I was going to call Rep. Rich Golick, R-Smyrna, for clarification, but the last time we talked about this subject the only metaphor he could give me was a giant Chinese buffet, with people piling their plates high with health-care options.
So I stuck with Hill.
"HSAs are not exclusive to any market," the senator said. "There’s no reason your insurance should be employee-based. We want to catch people who are changing jobs, people for whom COBRA coverage is too expensive, people who lost a job, or lost coverage through divorce because the spouse was the one with health insurance."
So far so good.
Then I mentioned the common criticism of health savings accounts, which is that low- and moderate-income people don’t end up saving very much. They’re already strapped for cash after bread-and-butter expenses, and now they have to salt away more money for health care? It just seems like one more ownership-society initiative designed by people who are more tied to drug and insurance companies than actual hard-knock families scrunched into one-and-two bedroom apartments with piggy-bank budgets.

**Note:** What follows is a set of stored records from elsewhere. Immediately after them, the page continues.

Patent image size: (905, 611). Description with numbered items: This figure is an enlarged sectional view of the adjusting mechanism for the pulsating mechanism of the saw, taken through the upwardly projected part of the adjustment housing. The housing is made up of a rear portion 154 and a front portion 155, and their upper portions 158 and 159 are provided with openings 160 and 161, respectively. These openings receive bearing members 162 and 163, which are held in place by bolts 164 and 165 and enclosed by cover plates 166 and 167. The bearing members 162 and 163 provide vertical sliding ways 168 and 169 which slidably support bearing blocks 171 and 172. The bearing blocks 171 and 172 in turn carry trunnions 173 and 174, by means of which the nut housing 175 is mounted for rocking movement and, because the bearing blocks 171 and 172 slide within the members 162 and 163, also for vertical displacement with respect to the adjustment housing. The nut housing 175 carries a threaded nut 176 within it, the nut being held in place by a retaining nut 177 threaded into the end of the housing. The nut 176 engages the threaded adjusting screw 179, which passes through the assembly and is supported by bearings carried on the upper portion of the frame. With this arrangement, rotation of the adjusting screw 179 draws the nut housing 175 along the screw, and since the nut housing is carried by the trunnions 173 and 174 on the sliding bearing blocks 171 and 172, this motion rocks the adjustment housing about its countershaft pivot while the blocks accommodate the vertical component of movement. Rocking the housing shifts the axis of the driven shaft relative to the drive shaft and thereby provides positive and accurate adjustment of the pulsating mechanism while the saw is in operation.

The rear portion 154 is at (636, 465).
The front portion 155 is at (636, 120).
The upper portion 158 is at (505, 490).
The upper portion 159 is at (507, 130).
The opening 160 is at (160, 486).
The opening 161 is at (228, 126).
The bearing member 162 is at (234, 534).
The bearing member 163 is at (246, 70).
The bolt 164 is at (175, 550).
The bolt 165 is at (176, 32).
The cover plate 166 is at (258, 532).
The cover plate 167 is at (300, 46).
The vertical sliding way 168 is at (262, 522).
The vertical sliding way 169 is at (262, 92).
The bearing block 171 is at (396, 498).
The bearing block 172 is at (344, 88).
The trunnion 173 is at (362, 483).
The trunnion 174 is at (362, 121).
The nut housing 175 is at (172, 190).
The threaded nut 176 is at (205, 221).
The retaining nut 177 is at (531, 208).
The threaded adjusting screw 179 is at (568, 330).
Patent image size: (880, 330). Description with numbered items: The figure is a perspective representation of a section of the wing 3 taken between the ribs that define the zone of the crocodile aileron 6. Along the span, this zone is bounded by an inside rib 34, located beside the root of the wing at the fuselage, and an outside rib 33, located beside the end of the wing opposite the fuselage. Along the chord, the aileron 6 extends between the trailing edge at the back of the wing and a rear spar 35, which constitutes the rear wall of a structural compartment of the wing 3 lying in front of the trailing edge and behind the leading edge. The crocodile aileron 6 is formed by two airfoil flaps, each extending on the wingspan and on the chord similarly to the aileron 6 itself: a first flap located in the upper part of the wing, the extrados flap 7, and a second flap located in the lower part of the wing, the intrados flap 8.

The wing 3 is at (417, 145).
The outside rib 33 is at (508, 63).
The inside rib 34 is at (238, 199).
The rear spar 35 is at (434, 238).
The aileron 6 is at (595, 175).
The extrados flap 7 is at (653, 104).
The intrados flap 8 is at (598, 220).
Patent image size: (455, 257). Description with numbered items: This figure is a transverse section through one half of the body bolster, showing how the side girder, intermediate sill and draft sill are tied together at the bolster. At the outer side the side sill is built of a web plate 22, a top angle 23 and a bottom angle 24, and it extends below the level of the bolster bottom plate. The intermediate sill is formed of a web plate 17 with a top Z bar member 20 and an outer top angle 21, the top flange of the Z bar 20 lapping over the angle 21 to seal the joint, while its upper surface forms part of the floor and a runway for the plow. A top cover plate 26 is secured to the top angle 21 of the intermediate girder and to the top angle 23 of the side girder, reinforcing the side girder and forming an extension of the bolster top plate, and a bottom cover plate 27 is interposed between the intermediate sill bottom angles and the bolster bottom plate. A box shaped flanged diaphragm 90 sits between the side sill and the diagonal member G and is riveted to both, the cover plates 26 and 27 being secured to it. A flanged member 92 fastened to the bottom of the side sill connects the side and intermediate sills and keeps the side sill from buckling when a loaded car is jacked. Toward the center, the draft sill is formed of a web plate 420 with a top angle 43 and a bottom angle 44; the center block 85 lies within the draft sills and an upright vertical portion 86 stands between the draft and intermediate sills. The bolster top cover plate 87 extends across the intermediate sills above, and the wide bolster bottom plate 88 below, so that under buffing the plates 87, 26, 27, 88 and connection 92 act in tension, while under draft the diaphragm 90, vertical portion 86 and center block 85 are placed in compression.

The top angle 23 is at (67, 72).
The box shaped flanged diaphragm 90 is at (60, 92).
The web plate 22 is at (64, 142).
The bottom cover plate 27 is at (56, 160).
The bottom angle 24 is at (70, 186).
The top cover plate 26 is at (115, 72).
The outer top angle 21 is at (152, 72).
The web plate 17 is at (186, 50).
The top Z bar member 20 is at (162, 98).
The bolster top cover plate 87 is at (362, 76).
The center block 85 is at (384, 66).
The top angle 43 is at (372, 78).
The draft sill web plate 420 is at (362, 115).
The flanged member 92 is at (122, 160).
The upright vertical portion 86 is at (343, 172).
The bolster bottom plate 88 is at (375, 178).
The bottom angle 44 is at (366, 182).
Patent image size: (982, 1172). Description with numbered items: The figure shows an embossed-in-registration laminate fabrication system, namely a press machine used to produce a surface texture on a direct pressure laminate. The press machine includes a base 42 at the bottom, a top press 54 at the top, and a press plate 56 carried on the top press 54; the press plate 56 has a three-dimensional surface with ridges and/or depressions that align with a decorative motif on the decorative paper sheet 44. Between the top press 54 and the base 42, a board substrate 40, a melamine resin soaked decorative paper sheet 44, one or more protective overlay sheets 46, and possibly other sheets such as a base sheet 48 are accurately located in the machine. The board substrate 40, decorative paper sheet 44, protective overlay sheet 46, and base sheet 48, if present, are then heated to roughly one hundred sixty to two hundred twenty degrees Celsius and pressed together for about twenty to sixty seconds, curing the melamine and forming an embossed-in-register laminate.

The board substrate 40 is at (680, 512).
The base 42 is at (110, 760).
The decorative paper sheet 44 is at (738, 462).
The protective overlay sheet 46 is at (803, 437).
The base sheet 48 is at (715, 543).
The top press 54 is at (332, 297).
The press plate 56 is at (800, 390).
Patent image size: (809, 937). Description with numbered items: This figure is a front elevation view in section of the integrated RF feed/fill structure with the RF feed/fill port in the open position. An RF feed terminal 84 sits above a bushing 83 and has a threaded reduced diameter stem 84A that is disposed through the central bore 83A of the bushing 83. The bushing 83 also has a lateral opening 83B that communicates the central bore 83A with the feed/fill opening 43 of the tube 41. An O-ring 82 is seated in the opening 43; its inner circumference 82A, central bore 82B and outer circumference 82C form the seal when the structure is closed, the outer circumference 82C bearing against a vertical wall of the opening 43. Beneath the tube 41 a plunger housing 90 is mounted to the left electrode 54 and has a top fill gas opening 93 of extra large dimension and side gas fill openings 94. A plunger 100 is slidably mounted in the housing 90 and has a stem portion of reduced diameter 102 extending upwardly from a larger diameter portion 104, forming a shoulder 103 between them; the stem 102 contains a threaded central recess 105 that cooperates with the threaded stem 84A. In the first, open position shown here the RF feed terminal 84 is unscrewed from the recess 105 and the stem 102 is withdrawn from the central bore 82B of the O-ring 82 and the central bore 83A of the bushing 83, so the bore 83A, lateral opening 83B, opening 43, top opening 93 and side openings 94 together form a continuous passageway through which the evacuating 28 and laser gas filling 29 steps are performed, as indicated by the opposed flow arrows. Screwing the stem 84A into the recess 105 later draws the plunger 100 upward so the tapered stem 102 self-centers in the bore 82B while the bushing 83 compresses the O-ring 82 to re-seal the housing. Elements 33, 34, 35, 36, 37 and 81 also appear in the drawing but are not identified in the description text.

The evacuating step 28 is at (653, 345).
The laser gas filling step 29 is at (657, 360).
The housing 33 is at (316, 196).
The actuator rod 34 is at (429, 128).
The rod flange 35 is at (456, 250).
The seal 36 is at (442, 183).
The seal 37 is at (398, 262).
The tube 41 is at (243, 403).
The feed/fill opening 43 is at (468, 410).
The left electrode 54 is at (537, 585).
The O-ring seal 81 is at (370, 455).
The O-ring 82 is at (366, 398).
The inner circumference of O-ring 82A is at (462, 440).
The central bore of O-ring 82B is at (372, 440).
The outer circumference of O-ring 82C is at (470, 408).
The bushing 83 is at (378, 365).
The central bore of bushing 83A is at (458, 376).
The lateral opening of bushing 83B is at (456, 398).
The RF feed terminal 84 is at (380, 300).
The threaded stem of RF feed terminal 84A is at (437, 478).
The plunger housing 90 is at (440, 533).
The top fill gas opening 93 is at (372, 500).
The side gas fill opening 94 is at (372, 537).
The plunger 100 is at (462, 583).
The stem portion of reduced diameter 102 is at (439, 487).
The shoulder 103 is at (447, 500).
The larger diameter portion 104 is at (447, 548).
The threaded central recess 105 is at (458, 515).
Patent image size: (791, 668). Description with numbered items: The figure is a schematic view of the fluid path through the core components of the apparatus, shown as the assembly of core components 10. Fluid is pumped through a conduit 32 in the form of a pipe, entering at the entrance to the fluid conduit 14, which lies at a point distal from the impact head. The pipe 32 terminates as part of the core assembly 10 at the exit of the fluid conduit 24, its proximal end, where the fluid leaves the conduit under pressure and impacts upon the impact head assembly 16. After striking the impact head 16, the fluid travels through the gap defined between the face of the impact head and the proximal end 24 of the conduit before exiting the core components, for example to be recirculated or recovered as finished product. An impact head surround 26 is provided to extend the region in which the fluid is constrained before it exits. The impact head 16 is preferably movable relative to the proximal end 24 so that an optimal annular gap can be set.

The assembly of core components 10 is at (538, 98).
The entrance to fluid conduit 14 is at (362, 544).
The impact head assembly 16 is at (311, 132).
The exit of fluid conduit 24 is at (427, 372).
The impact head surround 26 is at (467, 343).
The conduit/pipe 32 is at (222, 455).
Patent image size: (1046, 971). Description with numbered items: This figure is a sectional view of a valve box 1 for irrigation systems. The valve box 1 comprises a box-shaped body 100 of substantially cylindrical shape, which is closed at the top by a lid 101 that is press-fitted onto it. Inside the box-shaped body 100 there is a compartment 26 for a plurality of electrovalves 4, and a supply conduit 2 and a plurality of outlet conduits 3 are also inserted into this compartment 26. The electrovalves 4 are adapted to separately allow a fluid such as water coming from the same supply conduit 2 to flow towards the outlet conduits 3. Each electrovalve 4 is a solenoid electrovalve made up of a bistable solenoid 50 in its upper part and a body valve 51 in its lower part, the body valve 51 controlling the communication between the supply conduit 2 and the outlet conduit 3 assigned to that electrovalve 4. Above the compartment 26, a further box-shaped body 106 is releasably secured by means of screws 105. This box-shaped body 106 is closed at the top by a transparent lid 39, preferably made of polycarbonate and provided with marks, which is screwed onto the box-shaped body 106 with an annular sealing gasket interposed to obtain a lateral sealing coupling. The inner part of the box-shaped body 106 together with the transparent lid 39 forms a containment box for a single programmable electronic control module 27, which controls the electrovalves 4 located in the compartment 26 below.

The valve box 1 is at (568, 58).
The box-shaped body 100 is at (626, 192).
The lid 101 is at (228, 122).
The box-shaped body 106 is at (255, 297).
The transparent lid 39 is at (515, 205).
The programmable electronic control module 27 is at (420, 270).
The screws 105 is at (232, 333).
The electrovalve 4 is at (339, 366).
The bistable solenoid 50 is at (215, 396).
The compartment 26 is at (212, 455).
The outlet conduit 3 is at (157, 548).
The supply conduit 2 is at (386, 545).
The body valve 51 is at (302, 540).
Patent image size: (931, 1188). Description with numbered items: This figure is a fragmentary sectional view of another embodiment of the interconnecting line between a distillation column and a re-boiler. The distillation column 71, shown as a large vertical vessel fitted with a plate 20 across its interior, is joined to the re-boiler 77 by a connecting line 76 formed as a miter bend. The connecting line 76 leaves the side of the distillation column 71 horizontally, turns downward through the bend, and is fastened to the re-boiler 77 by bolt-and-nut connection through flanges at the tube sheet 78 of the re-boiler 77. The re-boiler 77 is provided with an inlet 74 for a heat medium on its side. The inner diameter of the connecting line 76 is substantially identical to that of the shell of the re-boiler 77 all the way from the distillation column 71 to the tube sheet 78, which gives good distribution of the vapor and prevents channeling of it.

Hill conceded that in the initial stages of implementation, before the tax incentives really kick in, low- and moderate-income Georgians wouldn’t exactly prosper because of health savings accounts. But once free-market principles take over, he is confident there would be a profusion of lower-priced health-care packages, tailor-made for consumers. In the rush to compete for consumers’ attention, health-care providers would offer cheaper and better health care.
Give the guy credit for standing in there and arguing. Before he took a quick cell phone call he acknowledged it’s going to be a big battle this session. But is the answer to 1.7 million Georgians with no health insurance really more tax breaks for businesses? A more personalized health-care market?
"It’s a start," Hill said.
I’m not even close to being convinced, but I decided at least I would go back and talk to Hill about this before I listened to Bush.